I hope my story and the upcoming project helps people in hospitality & maybe injects some much-needed positivity into the industry. This is important now more than ever and is a skill to be drip-fed to people. If you try to force positivity down someone’s throat, especially someone with negative or pessimistic habits they will reject it as toxic because it is too much of a shock to the system.
Optimism is living in the present but being excited about the future. Being realistic and extracting the positives from sh*tty situations.
It is a solution, not a problem, it is remembering the awesome couple at the bar that tipped you £10, not that one drunk idiot who was showing off in front of his mates.
It is controlling the controllable.
I will also make my daily advice accessible to anyone that wants it. This is available on the FB or Insta page of LPTF.
The recordings are unrefined, I am learning by doing & excited to watch it & myself improve. TBH, they are poor quality but if I waited for perfection I would never get anything done.
This is a commitment to the next chapter. My journey continues. For the first time in a long time, I am enjoying the ride. It feels like we are starting to make a difference. I have started mentoring and consultancy work in how to write functional menus and operate in a way that doesn’t stress the f*ck out of everyone in your building.
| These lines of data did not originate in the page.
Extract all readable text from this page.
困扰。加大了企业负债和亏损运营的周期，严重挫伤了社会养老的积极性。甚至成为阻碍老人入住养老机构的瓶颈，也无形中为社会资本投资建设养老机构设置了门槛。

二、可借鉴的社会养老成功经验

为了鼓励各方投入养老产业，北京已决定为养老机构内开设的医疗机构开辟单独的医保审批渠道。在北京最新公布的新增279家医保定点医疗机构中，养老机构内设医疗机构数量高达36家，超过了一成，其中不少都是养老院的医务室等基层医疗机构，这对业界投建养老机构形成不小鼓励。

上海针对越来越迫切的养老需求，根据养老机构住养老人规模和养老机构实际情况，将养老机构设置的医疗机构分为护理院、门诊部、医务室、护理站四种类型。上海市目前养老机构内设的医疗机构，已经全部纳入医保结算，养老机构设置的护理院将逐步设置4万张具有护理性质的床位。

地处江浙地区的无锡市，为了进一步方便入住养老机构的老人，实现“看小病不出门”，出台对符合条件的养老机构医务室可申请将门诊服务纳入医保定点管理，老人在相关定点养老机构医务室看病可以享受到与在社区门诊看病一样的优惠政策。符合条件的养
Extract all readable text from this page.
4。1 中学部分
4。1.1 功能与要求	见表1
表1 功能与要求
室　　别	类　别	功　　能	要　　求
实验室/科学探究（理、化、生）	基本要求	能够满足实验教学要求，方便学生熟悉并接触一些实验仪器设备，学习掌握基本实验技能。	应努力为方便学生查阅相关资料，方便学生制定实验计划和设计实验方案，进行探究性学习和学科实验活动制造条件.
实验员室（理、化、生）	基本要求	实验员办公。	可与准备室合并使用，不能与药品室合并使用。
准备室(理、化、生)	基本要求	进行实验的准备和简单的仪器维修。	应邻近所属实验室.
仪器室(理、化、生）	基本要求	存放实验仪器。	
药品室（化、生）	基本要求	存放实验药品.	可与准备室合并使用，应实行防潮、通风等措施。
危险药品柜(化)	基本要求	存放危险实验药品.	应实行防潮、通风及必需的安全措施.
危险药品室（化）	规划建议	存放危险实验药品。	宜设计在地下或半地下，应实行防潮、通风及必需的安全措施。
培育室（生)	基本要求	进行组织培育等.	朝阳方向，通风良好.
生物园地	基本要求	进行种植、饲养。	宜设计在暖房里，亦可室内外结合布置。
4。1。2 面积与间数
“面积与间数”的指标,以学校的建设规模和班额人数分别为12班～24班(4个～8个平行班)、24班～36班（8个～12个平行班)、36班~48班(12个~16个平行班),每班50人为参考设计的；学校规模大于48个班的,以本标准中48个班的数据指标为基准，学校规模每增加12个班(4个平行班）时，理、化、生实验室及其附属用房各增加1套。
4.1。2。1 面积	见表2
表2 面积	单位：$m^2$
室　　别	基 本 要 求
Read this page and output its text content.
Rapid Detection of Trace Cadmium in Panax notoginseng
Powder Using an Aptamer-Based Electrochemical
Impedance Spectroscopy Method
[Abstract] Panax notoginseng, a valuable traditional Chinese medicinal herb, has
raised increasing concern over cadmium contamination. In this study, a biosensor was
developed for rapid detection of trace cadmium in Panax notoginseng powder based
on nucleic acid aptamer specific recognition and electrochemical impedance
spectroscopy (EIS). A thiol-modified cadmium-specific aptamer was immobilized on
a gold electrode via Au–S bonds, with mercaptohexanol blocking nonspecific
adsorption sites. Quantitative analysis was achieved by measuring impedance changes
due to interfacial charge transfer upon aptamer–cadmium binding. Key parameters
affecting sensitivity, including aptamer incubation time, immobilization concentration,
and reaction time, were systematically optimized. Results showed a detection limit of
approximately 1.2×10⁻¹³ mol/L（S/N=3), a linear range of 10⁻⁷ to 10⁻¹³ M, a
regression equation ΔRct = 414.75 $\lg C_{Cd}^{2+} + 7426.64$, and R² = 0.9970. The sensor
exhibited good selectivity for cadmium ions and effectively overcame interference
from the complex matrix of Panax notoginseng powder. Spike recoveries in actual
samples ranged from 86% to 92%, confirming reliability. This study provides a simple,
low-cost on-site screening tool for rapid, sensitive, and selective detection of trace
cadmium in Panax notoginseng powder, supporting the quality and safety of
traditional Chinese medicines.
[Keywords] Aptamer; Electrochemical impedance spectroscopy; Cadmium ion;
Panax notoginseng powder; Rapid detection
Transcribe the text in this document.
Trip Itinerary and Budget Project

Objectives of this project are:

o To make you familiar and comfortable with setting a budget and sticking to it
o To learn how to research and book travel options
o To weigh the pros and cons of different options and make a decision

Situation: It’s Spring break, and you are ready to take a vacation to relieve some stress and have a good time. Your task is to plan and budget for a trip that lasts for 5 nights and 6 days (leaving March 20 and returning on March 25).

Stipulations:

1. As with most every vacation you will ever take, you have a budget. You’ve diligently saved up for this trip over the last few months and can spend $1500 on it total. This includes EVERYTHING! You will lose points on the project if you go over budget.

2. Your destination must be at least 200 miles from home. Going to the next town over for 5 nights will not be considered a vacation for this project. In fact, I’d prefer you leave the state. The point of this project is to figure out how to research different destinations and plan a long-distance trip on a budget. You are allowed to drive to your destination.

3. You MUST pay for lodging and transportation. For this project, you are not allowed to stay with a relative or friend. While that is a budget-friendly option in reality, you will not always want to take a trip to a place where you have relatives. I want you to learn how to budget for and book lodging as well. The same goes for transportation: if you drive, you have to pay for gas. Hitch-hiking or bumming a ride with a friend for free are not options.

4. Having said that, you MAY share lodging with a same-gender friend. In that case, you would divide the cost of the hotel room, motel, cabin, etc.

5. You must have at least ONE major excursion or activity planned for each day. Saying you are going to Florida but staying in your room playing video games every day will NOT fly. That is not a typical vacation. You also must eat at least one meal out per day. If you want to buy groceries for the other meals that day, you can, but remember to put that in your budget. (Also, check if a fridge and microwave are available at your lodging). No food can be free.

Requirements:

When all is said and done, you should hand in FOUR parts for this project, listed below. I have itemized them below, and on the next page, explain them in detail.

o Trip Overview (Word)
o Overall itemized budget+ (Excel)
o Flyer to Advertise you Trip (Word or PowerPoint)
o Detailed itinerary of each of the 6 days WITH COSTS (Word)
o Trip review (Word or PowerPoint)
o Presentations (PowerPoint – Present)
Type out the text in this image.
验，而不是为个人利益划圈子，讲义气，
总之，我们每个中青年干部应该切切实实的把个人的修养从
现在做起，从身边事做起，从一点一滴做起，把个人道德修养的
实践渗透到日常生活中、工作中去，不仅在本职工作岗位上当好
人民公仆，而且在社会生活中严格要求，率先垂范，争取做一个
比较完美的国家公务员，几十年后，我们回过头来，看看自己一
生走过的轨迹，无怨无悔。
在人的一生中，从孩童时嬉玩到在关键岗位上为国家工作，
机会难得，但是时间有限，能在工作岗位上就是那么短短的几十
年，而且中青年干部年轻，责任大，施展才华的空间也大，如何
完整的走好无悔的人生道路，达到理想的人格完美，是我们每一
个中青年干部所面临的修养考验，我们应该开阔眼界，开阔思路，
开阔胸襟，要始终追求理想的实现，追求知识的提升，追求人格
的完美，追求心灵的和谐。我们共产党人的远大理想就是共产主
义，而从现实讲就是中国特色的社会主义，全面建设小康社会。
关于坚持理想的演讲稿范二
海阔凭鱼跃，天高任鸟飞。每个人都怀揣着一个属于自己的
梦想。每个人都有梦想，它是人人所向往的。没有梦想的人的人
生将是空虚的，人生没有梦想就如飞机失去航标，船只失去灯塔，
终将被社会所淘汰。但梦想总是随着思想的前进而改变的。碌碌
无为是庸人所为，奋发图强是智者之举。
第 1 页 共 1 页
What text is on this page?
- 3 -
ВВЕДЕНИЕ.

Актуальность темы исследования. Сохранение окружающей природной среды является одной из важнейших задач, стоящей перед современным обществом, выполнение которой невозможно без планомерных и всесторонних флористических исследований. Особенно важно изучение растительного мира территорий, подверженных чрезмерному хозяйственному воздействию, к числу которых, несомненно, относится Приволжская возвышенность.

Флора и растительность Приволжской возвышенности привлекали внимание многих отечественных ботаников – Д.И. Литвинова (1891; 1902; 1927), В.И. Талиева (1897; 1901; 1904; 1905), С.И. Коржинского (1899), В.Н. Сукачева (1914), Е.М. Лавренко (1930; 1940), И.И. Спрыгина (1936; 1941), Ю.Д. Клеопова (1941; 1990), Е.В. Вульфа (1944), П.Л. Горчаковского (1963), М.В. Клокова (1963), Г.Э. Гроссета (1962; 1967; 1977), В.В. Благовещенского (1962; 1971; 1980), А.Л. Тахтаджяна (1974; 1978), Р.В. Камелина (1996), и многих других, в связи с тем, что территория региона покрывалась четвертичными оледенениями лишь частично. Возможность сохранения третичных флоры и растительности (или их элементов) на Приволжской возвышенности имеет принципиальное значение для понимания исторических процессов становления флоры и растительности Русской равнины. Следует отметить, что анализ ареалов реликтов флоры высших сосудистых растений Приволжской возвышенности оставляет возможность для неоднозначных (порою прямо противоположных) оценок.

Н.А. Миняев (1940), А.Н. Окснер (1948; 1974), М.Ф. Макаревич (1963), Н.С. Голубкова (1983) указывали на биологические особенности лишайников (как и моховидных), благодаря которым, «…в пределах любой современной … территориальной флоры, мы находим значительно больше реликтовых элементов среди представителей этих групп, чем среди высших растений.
If people want to get in touch, please do. I have really missed talking to people & looking forward to sharing stories.
The outreach has been amazing but we have a lot more work to do. I have had people say they have stopped drinking because they have seen me do it which is honestly so so rewarding. If people want to be on the podcast to share their story, even better. I am going to invest in some equipment before I record anymore. Also, take a class on how to record a podcast and maybe get a sponsor.
I used to be the auditor for a big hospo company, have opened bars across the UK, broken world records in booze & still love a good spreadsheet. There must be something I can do to help.
For now, let’s get open, let’s stay safe & let’s push things forward.
The first pic is me 2 years ago at a bartending comp, smashed and unhappy despite putting on a brave face. The 2nd was taken in the afternoon of last June. 100 days sober.